Kindeke gave a running commentary, which was live-streamed on Facebook https://www.facebook.com/AFSCNHProgram , as she led the convoy of 17 cars in circling the jail. She said AFSCNH formed a collaboration among New Hampshire, Maine and Vermont with the National Council for Incarcerated and Formerly Incarcerated Woman and Girls (NCIFIWG) to fight to free women and girls from prisons.
“Valley Street jail is one of the worst prisons in the state,” she said. People who unfortunately have been housed there, she said, “come out with horror stories of how they were treated in that jail.”
She said the event was staged to make the community aware of what is happening. “We can do better as a society,” she said. “We have the resources. What we don’t have is the will.”

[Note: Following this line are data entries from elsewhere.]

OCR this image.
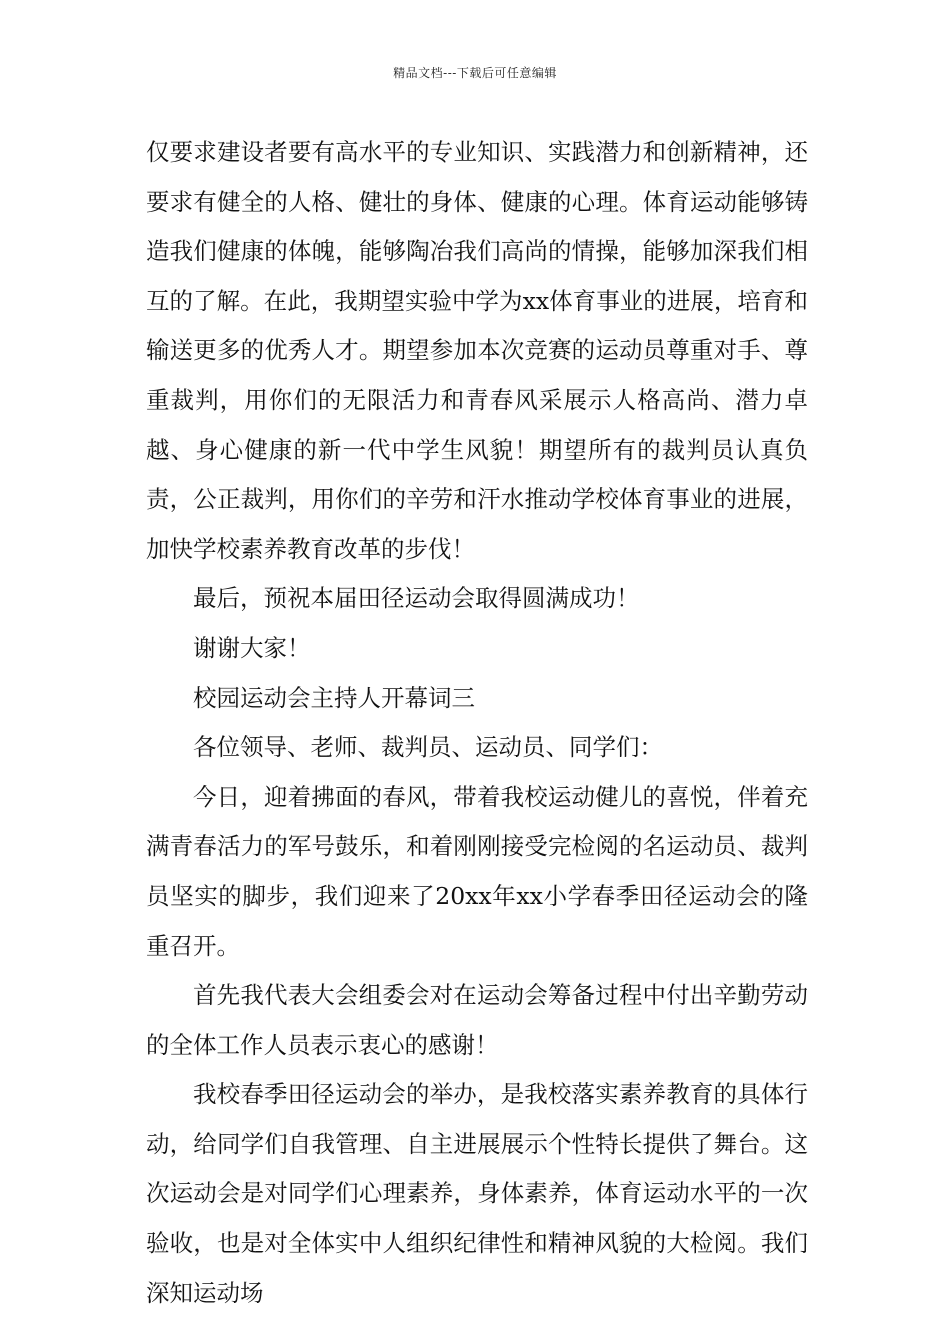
精品文档---下载后可任意编辑

仅要求建设者要有高水平的专业知识、实践潜力和创新精神，还要求有健全的人格、健壮的身体、健康的心理。体育运动能够铸造我们健康的体魄，能够陶冶我们高尚的情操，能够加深我们相互的了解。在此，我期望实验中学为xx体育事业的进展，培育和输送更多的优秀人才。期望参加本次竞赛的运动员尊重对手、尊重裁判，用你们的无限活力和青春风采展示人格高尚、潜力卓越、身心健康的新一代中学生风貌！期望所有的裁判员认真负责，公正裁判，用你们的辛劳和汗水推动学校体育事业的进展，加快学校素养教育改革的步伐！

最后，预祝本届田径运动会取得圆满成功！

谢谢大家！

校园运动会主持人开幕词三

各位领导、老师、裁判员、运动员、同学们：

今日，迎着拂面的春风，带着我校运动健儿的喜悦，伴着充满青春活力的军号鼓乐，和着刚刚接受完检阅的名运动员、裁判员坚实的脚步，我们迎来了20xx年xx小学春季田径运动会的隆重召开。

首先我代表大会组委会对在运动会筹备过程中付出辛勤劳动的全体工作人员表示衷心的感谢！

我校春季田径运动会的举办，是我校落实素养教育的具体行动，给同学们自我管理、自主进展展示个性特长提供了舞台。这次运动会是对同学们心理素养，身体素养，体育运动水平的一次验收，也是对全体实中人组织纪律性和精神风貌的大检阅。我们深知运动场
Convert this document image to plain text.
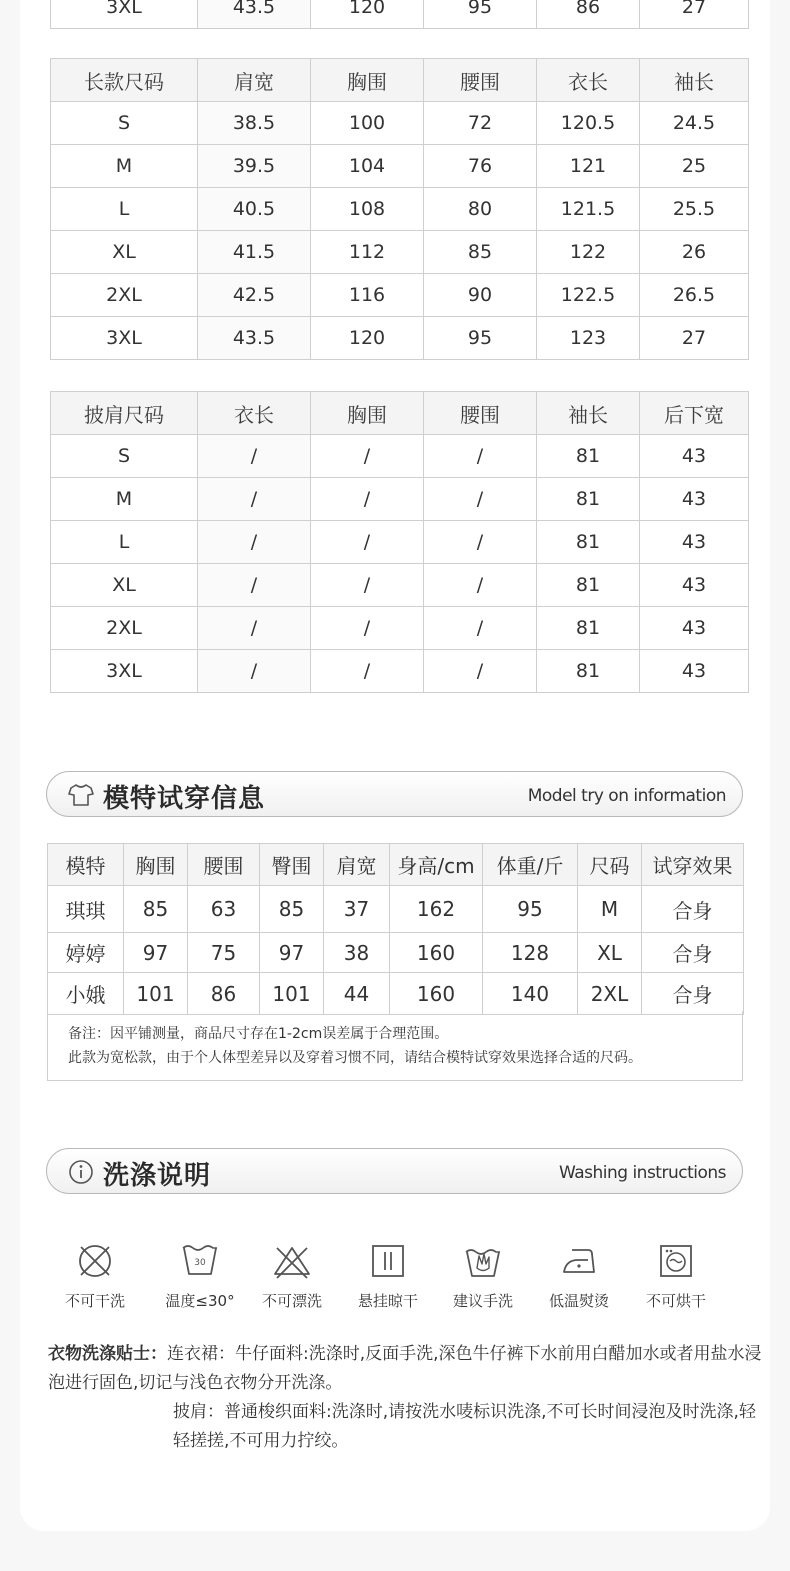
3XL	43.5	120	95	86	27
长款尺码	肩宽	胸围	腰围	衣长	袖长
S	38.5	100	72	120.5	24.5
M	39.5	104	76	121	25
L	40.5	108	80	121.5	25.5
XL	41.5	112	85	122	26
2XL	42.5	116	90	122.5	26.5
3XL	43.5	120	95	123	27
披肩尺码	衣长	胸围	腰围	袖长	后下宽
S	/	/	/	81	43
M	/	/	/	81	43
L	/	/	/	81	43
XL	/	/	/	81	43
2XL	/	/	/	81	43
3XL	/	/	/	81	43
模特试穿信息	Model try on information
模特	胸围	腰围	臀围	肩宽	身高/cm	体重/斤	尺码	试穿效果
琪琪	85	63	85	37	162	95	M	合身
婷婷	97	75	97	38	160	128	XL	合身
小娥	101	86	101	44	160	140	2XL	合身
备注：因平铺测量，商品尺寸存在1-2cm误差属于合理范围。
此款为宽松款，由于个人体型差异以及穿着习惯不同，请结合模特试穿效果选择合适的尺码。
洗涤说明	Washing instructions
不可干洗
30
温度≤30°	不可漂洗	悬挂晾干	建议手洗	低温熨烫	不可烘干
衣物洗涤贴士：连衣裙：牛仔面料:洗涤时,反面手洗,深色牛仔裤下水前用白醋加水或者用盐水浸泡进行固色,切记与浅色衣物分开洗涤。
披肩：普通梭织面料:洗涤时,请按洗水唛标识洗涤,不可长时间浸泡及时洗涤,轻轻搓搓,不可用力拧绞。
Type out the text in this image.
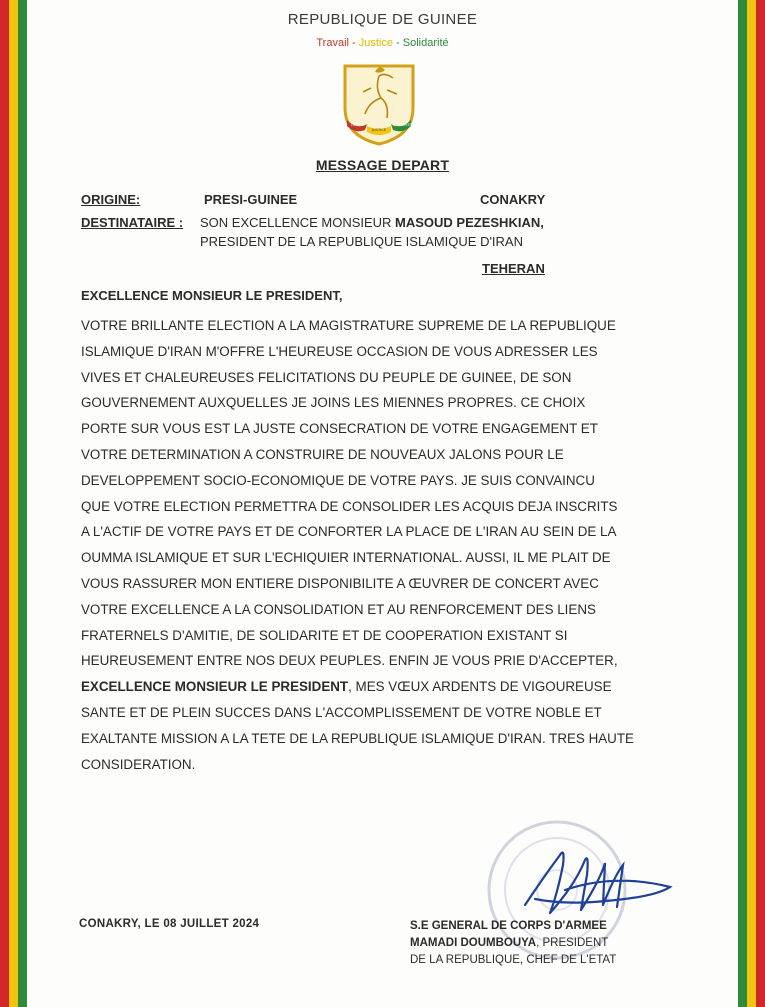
REPUBLIQUE DE GUINEE
Travail - Justice - Solidarité
JUSTICE
TRAVAIL	SOLIDARITE
MESSAGE DEPART
ORIGINE:	PRESI-GUINEE	CONAKRY
DESTINATAIRE : SON EXCELLENCE MONSIEUR MASOUD PEZESHKIAN,
PRESIDENT DE LA REPUBLIQUE ISLAMIQUE D'IRAN
TEHERAN
EXCELLENCE MONSIEUR LE PRESIDENT,
VOTRE BRILLANTE ELECTION A LA MAGISTRATURE SUPREME DE LA REPUBLIQUE
ISLAMIQUE D'IRAN M'OFFRE L'HEUREUSE OCCASION DE VOUS ADRESSER LES
VIVES ET CHALEUREUSES FELICITATIONS DU PEUPLE DE GUINEE, DE SON
GOUVERNEMENT AUXQUELLES JE JOINS LES MIENNES PROPRES. CE CHOIX
PORTE SUR VOUS EST LA JUSTE CONSECRATION DE VOTRE ENGAGEMENT ET
VOTRE DETERMINATION A CONSTRUIRE DE NOUVEAUX JALONS POUR LE
DEVELOPPEMENT SOCIO-ECONOMIQUE DE VOTRE PAYS. JE SUIS CONVAINCU
QUE VOTRE ELECTION PERMETTRA DE CONSOLIDER LES ACQUIS DEJA INSCRITS
A L'ACTIF DE VOTRE PAYS ET DE CONFORTER LA PLACE DE L'IRAN AU SEIN DE LA
OUMMA ISLAMIQUE ET SUR L'ECHIQUIER INTERNATIONAL. AUSSI, IL ME PLAIT DE
VOUS RASSURER MON ENTIERE DISPONIBILITE A ŒUVRER DE CONCERT AVEC
VOTRE EXCELLENCE A LA CONSOLIDATION ET AU RENFORCEMENT DES LIENS
FRATERNELS D'AMITIE, DE SOLIDARITE ET DE COOPERATION EXISTANT SI
HEUREUSEMENT ENTRE NOS DEUX PEUPLES. ENFIN JE VOUS PRIE D'ACCEPTER,
EXCELLENCE MONSIEUR LE PRESIDENT , MES VŒUX ARDENTS DE VIGOUREUSE
SANTE ET DE PLEIN SUCCES DANS L'ACCOMPLISSEMENT DE VOTRE NOBLE ET
EXALTANTE MISSION A LA TETE DE LA REPUBLIQUE ISLAMIQUE D'IRAN. TRES HAUTE
CONSIDERATION.
CONAKRY, LE 08 JUILLET 2024	S.E GENERAL DE CORPS D'ARMEE
MAMADI DOUMBOUYA, PRESIDENT
DE LA REPUBLIQUE, CHEF DE L'ETAT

Kindeke said accountability is a part of the equation “but we can have accountability without punishment.”
Incarceration, besides punishment, is supposed to rehabilitate the offender but, Kindeke said, currently the proposed state budget cuts rehabilitation and education funding for the incarcerated.
After the convoy, the activists staged a rally in the parking lot of Blessed Sacrament Parish on Elm Street.
Okeny spoke briefly saying that her son, who is now in rehab, was in the Valley Street jail. She said there needs to be programs in the jails to help people overcome their addictions. Without them, she said, people released just go back to using drugs and ultimately end up in jail again.
Sashi James of the National Council for Incarcerated and Formerly Incarcerated Woman and Girls also spoke. Her mother, Andrea James, was a criminal defense attorney in 2010 when she was sentenced to two years in a federal prison for wire fraud. It was there the incarcerated women joined together to form the organization in 2010.

The group is committed to abolishing incarceration for women and girls saying prison most often causes further social and economic harm and does not result in an increase of public safety. James attested to how her mother’s imprisonment was a detriment to her upbringing.
The rally coincided with the celebration of mothers and caregivers in the month of May.
“We honor the strength and resilience of mothers separated from their children and loved ones, and the incredible labor of all the mothers and caregiver leading the struggle for a more just world,” Kindreke said.
Anthony Harris, decarceration organizer with the AFSC’s NH Program, said he spent six months in the jail, an experience he said was bad.
He said he could only imagine how bad it must be for women. Elected officials, he said, need to be reminded that inmates are human beings.